Over the past few months, Nature Chemical Biology has rolled out two new chemical information resources, both developed in partnership with Nature Chemistry. First, the chemical compound pages have been expanded significantly (for example, see http://www.nature.com/nchembio/journal/v5/n12/compound/nchembio.252_comp2b.html), providing readers with a rich resource for each compound including names, molecular properties, and chemical identifiers (such as InChI and InChIKey identifiers). Second, the html versions of Nature Chemical Biology papers now contain a highlighting tool that allows users to quickly identify additional chemical compounds in the paper and rapidly link to more information on these materials (for example, see http://www.nature.com/nchembio/journal/v5/n12/full/nchembio.242.html). The compound pages and the annotations and their corresponding links are curated by our team of technical editors. Taken together, these two enhancements more completely integrate chemical information within each Nature Chemical Biology paper.

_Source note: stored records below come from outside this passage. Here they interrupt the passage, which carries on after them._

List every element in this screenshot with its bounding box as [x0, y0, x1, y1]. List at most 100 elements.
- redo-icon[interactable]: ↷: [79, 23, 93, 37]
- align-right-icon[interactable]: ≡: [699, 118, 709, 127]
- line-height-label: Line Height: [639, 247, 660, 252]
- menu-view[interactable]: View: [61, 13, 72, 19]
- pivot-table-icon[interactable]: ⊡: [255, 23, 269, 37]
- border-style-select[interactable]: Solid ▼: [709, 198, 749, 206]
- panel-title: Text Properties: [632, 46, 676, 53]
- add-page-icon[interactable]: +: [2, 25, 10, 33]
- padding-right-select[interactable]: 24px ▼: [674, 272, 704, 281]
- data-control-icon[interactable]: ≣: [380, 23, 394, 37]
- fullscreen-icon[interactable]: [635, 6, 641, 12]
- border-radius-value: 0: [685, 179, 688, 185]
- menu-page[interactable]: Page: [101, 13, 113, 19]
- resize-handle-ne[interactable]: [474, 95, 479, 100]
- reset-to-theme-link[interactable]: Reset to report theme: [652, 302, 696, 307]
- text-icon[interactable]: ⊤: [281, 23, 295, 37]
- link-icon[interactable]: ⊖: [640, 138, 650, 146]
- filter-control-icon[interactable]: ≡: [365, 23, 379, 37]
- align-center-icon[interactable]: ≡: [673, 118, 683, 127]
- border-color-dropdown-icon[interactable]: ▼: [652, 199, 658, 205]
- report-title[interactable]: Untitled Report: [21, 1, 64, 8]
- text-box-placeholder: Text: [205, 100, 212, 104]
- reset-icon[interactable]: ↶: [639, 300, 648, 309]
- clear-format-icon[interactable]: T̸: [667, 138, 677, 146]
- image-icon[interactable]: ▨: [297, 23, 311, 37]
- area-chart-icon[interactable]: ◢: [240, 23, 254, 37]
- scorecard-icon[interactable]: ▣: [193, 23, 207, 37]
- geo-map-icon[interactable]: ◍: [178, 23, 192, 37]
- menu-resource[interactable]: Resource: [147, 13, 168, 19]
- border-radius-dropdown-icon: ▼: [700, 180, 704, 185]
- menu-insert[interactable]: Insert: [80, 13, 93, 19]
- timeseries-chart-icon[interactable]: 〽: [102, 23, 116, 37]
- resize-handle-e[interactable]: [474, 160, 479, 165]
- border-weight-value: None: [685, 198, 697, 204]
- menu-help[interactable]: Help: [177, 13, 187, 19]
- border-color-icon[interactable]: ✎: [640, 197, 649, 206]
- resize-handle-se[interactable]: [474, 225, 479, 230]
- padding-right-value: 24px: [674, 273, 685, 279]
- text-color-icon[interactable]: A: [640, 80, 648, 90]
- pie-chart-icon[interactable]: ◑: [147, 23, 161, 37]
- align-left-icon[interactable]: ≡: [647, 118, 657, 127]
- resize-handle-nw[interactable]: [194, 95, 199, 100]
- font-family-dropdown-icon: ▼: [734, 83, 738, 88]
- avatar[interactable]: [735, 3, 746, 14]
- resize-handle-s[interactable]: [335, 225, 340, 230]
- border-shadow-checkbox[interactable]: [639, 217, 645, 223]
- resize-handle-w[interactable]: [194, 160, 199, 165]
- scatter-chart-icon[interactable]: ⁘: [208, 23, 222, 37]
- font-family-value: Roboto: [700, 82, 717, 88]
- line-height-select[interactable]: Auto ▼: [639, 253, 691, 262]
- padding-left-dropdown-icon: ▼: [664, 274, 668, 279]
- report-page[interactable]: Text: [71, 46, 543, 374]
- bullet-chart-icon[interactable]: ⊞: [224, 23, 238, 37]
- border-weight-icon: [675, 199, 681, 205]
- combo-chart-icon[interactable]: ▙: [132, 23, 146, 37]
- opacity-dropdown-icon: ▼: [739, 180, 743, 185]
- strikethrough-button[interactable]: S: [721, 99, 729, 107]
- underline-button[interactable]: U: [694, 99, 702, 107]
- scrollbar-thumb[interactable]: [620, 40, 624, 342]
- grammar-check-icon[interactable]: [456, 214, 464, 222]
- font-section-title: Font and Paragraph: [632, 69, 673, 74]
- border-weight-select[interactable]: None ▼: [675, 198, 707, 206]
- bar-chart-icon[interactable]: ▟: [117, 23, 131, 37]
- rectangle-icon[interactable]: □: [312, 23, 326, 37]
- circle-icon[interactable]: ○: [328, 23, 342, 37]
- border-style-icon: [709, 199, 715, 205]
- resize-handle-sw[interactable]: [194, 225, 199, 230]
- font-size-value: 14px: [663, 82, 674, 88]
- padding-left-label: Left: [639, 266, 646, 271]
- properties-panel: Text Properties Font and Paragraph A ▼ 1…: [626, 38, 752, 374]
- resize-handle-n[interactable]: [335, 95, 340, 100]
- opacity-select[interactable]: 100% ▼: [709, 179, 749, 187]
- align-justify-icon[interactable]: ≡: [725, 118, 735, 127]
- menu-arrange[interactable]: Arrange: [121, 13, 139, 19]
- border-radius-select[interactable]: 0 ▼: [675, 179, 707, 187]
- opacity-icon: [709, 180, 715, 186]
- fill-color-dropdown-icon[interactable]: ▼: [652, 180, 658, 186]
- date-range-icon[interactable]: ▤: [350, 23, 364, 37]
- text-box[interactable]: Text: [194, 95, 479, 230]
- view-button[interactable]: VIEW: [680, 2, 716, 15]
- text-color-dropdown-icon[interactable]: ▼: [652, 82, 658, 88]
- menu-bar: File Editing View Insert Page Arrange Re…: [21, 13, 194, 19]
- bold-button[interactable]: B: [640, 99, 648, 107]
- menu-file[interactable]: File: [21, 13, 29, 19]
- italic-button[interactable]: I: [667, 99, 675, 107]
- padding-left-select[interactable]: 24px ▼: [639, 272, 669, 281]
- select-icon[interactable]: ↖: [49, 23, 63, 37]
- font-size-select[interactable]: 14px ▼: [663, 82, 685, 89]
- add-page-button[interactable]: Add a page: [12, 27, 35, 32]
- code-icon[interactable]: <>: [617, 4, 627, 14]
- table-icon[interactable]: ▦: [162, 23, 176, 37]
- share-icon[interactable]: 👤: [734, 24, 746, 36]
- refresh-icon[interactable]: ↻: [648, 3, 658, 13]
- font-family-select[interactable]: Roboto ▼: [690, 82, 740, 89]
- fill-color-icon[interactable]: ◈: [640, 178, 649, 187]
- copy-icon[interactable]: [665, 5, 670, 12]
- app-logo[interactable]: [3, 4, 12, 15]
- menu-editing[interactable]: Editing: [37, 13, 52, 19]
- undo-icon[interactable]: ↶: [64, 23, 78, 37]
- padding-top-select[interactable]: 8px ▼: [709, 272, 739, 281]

Several other changes are underway to enhance the experience of reading Nature Chemical Biology. Astute readers will already have noticed the first of these: beginning with this issue, the print versions and the electronic pdfs of our papers have a new look. Based on the designs of our sister Nature journals in the physical sciences, we have moved to a new journal template. We feel that this design is more engaging and that its more streamlined style improves readability and uses space more efficiently. The new template also integrates 'subject' terms, which will enhance searching and archiving of published content. Second, in the coming months, readers of Nature Chemical Biology (and the other Nature journals) will see major improvements in the html versions of online articles: article layouts and navigation are being streamlined to give our articles a new look and feel, and a variety of new tools will be introduced to enhance the reader interface and improve retrieval of other information relevant to the paper. Major changes supporting the journal web site are also in store, including enhancements to search functionality and subject archives.

Though our primary aim remains to publish the best research and insights in chemical biology, we also look forward to using new electronic publishing and social networking tools to enhance interactions in the chemical biology community. To start, Nature Chemical Biology now tweets at http://Twitter.com! To receive journal news regarding our latest research papers, policy updates and other information, follow @nchembio. As we continue to expand our online presence, we look to our authors and readers for feedback on how best to make use of these new technologies. We welcome your ideas electronically, but also the old-fashioned way—through interactions in person at conferences and meetings throughout 2010 and beyond.